In verschillende hoedanigheden als toezichthouder, onderzoekers en governance adviseur houden wij ons dagelijks bezig met toezicht. Omdat we geïntrigeerd zijn door wat kwaliteit van toezicht maakt. Daarbij merken wij op dat de gemiddelde opinie en menig onderzoek gericht is op het aantonen van het gebrek aan kunde en kennis van toezichthouders.
Ze zijn te weinig kritisch, afhankelijk, bijziend, weten niet waar ze het over hebben, communiceren niet en niemand weet wat ze eigenlijk doen. Dat iemand het überhaupt nog wil doen! En toch… in de praktijk komen wij eigenlijk alleen maar betrokken mensen tegen van goede wil die een bijdrage willen leveren aan de organisatie en de maatschappij. Her en der beroept iemand zich op zijn (bestuurlijke) ervaring, stelt dat je hem niets meer hoeft te vertellen of is hij verdwaald in het aantal toezichtfuncties. Maar over het algemeen wil iedereen het goede doen.
De as van de misstanden
Wordt het dan onderhand niet eens tijd op te houden met het toezichthouder bashen? Zoals Loek Winter tijdens het Skipr Event opmerkte, is het gebruik de kwaliteit van het toezicht te meten langs de as van de misstanden. In de zorgsector gaat het volgens hem om 3 procent waar het zo misgaat als bij de Zonnehuizen, Stichting Gehandicaptenzorg Limburg en het Maasstad Ziekenhuis. Deze uitwassen als maatstaf nemen voor maatregelen ter verbetering van het toezicht doen het goed voor het oog van het publiek en politiek.
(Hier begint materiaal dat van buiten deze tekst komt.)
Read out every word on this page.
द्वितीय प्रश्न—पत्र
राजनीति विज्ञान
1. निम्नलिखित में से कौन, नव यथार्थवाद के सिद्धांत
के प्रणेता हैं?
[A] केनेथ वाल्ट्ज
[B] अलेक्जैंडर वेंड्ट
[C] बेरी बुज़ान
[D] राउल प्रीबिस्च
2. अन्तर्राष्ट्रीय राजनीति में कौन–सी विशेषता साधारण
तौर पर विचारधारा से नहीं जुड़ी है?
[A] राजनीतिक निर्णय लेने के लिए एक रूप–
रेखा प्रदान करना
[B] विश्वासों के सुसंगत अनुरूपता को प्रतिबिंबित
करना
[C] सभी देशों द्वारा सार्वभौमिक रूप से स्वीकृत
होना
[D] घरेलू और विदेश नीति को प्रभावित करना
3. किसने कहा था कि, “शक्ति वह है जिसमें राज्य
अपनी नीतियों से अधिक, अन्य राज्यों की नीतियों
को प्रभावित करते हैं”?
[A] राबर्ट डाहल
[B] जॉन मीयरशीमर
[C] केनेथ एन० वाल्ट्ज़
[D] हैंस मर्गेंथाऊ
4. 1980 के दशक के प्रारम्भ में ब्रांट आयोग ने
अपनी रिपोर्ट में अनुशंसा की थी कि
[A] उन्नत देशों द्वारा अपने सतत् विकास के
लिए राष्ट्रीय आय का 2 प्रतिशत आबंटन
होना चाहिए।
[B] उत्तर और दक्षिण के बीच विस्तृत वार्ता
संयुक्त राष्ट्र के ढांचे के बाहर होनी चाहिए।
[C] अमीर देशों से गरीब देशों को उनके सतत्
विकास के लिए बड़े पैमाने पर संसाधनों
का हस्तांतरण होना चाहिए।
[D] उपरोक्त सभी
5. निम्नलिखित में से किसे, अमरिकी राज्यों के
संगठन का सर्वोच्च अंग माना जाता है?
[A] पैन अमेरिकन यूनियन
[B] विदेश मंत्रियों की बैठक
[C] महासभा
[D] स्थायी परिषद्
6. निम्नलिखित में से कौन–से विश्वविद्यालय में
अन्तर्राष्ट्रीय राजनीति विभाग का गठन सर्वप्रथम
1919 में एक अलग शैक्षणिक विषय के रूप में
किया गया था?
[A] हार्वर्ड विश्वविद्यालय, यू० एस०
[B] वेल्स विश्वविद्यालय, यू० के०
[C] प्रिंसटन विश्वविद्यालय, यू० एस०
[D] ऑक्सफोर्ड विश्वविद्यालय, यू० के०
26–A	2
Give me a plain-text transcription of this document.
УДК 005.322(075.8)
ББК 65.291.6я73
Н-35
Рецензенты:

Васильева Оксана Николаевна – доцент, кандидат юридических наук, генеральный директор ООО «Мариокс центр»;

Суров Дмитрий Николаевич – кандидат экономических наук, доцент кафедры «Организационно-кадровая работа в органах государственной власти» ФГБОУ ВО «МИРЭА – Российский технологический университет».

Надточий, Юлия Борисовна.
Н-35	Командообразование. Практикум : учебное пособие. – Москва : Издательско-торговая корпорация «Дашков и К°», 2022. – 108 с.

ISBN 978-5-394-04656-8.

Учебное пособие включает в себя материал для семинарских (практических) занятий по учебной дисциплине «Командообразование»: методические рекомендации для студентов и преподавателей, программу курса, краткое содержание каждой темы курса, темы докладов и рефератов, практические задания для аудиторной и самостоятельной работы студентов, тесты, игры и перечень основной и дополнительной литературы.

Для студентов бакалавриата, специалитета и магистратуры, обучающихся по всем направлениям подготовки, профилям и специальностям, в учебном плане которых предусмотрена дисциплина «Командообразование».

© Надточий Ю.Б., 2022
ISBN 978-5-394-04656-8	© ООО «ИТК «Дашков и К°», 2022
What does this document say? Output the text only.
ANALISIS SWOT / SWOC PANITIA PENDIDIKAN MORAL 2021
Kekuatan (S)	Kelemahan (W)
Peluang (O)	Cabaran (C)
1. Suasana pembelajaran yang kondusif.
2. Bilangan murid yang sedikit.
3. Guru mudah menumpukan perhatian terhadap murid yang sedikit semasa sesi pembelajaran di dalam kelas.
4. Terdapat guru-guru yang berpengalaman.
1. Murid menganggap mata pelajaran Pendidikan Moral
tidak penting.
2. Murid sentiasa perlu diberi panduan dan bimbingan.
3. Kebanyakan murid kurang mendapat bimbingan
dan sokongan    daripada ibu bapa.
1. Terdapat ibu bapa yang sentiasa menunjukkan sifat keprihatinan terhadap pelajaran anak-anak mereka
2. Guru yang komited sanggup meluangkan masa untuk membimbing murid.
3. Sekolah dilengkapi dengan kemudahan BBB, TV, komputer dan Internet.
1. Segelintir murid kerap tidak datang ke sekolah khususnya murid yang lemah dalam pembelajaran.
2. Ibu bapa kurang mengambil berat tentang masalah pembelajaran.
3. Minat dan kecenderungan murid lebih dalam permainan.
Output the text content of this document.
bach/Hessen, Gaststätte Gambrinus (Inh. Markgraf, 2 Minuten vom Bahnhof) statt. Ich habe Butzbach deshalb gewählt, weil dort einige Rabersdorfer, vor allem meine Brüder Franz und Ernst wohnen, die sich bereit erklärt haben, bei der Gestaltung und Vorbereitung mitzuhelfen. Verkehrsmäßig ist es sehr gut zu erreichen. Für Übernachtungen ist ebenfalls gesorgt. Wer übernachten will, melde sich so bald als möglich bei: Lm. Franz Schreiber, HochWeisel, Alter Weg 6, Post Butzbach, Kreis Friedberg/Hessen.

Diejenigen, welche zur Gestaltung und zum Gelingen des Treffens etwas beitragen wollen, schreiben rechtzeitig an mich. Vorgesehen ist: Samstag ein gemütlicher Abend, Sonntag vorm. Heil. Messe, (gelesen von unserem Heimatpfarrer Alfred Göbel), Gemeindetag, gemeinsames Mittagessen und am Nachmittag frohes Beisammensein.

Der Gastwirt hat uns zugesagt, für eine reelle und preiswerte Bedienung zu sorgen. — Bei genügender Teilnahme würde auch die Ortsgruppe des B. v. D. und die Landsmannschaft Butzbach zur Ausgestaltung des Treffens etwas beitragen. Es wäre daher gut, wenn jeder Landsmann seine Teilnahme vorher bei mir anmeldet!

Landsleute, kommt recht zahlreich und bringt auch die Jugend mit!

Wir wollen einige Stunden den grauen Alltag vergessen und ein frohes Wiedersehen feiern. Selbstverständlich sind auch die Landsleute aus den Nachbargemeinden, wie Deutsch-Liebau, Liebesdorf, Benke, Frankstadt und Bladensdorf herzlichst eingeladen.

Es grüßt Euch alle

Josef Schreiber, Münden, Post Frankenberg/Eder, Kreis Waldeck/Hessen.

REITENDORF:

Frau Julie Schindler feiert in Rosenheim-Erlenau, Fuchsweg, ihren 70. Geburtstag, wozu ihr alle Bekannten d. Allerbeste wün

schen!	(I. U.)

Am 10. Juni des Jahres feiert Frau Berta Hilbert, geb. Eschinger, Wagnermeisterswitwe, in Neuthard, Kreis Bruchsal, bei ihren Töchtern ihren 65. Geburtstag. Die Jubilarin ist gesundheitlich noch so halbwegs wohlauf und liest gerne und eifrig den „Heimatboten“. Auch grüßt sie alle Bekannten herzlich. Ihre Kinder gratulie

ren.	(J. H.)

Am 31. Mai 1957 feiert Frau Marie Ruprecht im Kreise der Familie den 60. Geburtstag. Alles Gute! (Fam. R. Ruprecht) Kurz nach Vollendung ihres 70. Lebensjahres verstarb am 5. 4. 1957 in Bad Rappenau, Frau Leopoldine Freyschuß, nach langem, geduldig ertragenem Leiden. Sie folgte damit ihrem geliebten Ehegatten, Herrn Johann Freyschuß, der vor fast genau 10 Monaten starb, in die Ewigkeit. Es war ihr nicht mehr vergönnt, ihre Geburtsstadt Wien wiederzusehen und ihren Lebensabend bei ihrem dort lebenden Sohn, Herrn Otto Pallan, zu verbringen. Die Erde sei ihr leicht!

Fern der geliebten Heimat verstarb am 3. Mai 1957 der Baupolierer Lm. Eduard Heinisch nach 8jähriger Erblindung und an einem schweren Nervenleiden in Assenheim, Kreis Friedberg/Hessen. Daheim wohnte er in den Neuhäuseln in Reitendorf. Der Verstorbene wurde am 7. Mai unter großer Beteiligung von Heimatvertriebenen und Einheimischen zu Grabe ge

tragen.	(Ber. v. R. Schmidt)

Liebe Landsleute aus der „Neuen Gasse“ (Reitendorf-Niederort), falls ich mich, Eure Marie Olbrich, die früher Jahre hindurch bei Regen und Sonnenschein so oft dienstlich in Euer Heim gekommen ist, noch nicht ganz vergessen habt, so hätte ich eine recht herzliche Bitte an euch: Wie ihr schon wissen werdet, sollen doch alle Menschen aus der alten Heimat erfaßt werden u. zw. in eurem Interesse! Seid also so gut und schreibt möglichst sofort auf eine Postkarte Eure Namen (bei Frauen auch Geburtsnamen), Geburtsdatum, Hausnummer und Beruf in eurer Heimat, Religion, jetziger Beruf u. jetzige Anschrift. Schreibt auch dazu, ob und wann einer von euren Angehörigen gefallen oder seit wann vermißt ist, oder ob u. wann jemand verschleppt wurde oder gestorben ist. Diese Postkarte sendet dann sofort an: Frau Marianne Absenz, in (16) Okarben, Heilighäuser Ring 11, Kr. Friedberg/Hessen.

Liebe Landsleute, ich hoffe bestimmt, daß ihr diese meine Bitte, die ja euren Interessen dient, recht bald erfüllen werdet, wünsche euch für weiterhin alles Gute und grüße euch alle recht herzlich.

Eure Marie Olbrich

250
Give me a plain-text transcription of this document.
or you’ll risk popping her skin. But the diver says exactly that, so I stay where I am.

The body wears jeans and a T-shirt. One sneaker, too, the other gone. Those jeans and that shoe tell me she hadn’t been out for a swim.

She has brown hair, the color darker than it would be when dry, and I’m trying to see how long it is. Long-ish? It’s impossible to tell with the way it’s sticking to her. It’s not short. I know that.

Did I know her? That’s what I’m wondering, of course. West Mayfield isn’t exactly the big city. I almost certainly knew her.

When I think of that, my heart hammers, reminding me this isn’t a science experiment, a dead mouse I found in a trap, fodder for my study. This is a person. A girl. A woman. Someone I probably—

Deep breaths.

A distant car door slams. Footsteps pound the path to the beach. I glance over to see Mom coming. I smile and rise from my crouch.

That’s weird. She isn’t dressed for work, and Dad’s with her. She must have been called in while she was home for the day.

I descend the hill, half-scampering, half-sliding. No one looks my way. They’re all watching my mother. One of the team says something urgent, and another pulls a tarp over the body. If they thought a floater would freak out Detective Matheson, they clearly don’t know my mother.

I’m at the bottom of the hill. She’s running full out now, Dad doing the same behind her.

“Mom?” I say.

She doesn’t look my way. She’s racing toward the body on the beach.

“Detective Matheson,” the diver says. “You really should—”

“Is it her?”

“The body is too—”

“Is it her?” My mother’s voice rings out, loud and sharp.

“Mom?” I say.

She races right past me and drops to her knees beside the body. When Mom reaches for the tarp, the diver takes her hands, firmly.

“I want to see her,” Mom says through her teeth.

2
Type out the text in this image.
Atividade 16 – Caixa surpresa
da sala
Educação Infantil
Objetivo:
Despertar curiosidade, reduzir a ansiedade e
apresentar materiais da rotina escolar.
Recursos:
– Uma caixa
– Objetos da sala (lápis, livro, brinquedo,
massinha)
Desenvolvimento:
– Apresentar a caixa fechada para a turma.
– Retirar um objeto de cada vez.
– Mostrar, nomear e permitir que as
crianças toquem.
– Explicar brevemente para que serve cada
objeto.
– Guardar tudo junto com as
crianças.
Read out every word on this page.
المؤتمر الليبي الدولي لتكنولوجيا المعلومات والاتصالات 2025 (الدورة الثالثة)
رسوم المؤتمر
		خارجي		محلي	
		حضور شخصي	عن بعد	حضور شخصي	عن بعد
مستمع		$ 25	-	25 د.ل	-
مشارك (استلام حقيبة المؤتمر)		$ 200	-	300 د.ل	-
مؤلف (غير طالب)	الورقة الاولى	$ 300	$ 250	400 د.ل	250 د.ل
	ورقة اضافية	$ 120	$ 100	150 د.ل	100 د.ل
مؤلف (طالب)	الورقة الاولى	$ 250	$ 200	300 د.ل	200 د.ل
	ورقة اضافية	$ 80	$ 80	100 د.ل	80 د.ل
‘One tool fits all’ bestaat niet
Het verder aanscherpen van governance codes en regelgeving gaat ons echter niet het toezicht brengen dat wij wensen. Organisaties zijn te verschillend in complexiteit en bevinden zich in verschillende ontwikkelingsfasen zodat er niet ‘one tool fits all’ bestaat. Wat codes en regelgeving wel doen is uitdrukking geven aan wat de maatschappij belangrijk vindt en het basisniveau van toezicht bepalen. Echter, toezichthouders zullen fouten blijven maken. Een ervaren toezichthouder realiseerde zich dat ook hij pas besefte dat hij informatie miste toen hij voor de eerste keer het rapport van een maatschapvisitatie ontving. Tot die tijd was het bij hem en collega-toezichthouders niet opgekomen dat de bestuurder deze tot die tijd niet ontving en zij dus ook niet. Meer nog dan het aanscherpen van de regels is het van belang dat toezichthouders op zoek gaan naar hun competentie om zich tot de cliënt, de patiënt en de inhoudelijke vraagstukken van de zorginstelling te verhouden.
Achterhaalde discussies
Bovenstaande is geen pleidooi dat het toezicht goed gaat en we er wel zijn. Het is wel een pleidooi op te houden achterhaalde discussies te blijven voeren over zaken als afstand en nabijheid. Het gaat er niet meer om elkaar op afstand te houden, maar hoe vanuit een gedeeld belang -de maatschappelijke taak van de organisatie- met gescheiden bevoegdheden en verantwoordelijkheden de organisatie te besturen en daar toezicht op te houden. Laten we eens beginnen vanuit dat besef te werken. Toezichthouden is namelijk niet zonder verantwoordelijkheid. Het niet signaleren van risico’s, nalaten kritische vragen te stellen en beslissingen te nemen heeft consequenties met impact op de levens van cliënten en patiënten. Het besef van die verantwoordelijkheid zou in elke vraag en overweging moeten doorklinken en leidend moeten zijn in het handelen van toezichthouders (en bestuurders).